Arbitrary Program Execution

Another potential attack with user-coupled control relates to running commands in Unix through a PHP script. Functions like exec(), system(), and passthru() allow the server to run a process as though they were a logged-in user.

Consider the script illustrated in Figure 16.34, which allows a user to input an IP address (or domain name) and then runs the ping command on the server using that input. Unfortunately, a malicious user could input data other than an IP address in an effort to break out of the ping command and execute another command. These attackers normally use | or > characters to execute the malicious program as part of a chain of commands. In this case, the attacker appends a directory listing command (ls), and as a result sees all the files on the server in that directory! With access to any command, the impact could be much worse. To prevent this major class of attack, be sure to sanitize input, with escapeshellarg() and be mindful of how user input is being passed to the shell.

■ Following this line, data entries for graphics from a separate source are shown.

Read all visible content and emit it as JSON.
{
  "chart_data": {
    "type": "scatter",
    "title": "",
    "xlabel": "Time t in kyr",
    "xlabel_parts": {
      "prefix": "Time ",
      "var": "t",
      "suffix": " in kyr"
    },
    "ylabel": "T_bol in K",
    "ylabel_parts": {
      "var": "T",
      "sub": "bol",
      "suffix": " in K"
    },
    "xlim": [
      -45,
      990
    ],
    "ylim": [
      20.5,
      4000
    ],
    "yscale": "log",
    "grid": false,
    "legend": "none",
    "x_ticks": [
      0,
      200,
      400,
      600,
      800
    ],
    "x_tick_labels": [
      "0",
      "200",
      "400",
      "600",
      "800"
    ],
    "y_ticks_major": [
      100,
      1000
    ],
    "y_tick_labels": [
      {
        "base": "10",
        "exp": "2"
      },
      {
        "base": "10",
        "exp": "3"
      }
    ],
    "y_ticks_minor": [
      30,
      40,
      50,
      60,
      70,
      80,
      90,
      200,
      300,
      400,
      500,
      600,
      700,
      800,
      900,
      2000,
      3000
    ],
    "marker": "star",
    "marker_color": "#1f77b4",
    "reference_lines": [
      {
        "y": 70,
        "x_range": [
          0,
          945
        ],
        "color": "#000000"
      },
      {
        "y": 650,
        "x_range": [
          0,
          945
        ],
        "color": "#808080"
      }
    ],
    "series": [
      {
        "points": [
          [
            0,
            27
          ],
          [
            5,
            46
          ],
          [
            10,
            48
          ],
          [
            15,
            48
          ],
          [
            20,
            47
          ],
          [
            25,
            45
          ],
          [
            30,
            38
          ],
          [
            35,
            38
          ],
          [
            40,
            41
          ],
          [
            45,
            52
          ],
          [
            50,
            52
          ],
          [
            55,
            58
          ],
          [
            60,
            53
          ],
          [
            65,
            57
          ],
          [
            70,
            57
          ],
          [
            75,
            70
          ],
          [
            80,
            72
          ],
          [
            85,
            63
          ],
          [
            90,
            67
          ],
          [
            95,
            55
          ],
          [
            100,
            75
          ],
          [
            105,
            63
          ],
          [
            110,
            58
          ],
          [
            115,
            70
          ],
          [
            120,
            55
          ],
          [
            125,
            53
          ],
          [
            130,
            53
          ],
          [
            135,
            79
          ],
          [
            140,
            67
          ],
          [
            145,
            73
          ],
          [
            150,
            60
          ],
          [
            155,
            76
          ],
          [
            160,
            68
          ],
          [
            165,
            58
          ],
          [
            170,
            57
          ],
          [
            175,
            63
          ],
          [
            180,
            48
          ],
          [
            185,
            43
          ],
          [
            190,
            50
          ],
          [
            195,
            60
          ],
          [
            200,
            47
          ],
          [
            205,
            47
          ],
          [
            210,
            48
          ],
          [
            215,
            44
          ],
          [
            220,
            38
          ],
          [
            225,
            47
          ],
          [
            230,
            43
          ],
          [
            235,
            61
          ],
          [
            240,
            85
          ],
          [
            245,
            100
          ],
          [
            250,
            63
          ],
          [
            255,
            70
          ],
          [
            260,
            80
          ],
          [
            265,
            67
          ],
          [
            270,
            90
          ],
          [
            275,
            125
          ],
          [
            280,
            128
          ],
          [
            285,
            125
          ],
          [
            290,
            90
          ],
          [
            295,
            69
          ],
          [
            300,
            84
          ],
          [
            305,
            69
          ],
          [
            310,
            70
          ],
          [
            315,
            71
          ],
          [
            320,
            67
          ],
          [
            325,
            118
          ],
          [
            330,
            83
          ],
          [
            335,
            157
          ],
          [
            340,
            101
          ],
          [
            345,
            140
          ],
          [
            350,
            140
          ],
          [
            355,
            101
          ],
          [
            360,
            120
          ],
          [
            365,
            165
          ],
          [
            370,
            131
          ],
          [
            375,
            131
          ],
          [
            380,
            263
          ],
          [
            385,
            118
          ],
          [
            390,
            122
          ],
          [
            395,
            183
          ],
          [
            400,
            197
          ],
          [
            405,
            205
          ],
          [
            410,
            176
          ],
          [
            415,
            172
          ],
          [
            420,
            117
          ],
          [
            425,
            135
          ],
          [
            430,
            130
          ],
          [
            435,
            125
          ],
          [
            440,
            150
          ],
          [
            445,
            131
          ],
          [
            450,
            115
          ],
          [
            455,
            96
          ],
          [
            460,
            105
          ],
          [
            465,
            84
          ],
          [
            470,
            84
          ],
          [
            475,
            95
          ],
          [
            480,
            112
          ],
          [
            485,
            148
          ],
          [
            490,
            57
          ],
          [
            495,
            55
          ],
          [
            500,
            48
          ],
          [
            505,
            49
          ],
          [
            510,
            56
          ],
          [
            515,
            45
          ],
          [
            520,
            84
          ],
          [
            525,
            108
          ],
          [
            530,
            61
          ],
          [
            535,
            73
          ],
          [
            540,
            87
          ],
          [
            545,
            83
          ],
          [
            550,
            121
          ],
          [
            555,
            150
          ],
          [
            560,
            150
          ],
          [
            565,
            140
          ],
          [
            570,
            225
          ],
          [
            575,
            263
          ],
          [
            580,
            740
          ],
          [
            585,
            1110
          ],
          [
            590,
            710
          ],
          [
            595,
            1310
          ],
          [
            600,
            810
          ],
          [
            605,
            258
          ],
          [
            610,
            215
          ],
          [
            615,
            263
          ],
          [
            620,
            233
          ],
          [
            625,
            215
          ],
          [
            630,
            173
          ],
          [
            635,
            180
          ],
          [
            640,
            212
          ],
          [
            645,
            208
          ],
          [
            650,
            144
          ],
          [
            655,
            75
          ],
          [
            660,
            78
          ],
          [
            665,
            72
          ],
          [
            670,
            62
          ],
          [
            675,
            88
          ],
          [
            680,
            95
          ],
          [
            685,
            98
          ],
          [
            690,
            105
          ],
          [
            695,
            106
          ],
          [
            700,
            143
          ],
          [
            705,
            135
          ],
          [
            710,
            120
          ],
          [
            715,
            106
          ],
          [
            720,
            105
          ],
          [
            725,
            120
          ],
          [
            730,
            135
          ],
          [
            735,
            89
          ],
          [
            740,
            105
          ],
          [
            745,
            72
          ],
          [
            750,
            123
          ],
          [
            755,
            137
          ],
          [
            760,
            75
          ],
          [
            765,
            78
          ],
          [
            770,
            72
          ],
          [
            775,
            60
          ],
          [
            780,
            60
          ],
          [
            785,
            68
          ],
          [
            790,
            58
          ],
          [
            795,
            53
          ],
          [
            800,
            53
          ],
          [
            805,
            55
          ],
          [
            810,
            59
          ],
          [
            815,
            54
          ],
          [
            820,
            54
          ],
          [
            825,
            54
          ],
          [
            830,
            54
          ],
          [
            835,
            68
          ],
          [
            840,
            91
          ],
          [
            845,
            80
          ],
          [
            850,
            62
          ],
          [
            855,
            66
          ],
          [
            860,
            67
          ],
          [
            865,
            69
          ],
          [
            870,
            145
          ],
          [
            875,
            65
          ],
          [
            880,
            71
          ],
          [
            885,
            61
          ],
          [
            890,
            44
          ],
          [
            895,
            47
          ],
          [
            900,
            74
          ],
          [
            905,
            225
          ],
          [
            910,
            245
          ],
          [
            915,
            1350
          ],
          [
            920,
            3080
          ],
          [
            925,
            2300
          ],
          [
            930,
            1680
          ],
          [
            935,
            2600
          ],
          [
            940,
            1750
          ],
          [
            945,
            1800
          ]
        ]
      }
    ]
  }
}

Figure 16.34 Illustrated exploit of a command-line pass-through of user input
The image contains 2 Browser windows, 1 Code block, 2 Array outputs.  The steps show illustrate exploit of a command-line pass-through of user input.

Applying least possible privileges will also help mitigate this attack. That is, if your web server is running as root, you are potentially allowing arbitrary commands to be run as root, versus running as the Apache user, which has fewer privileges.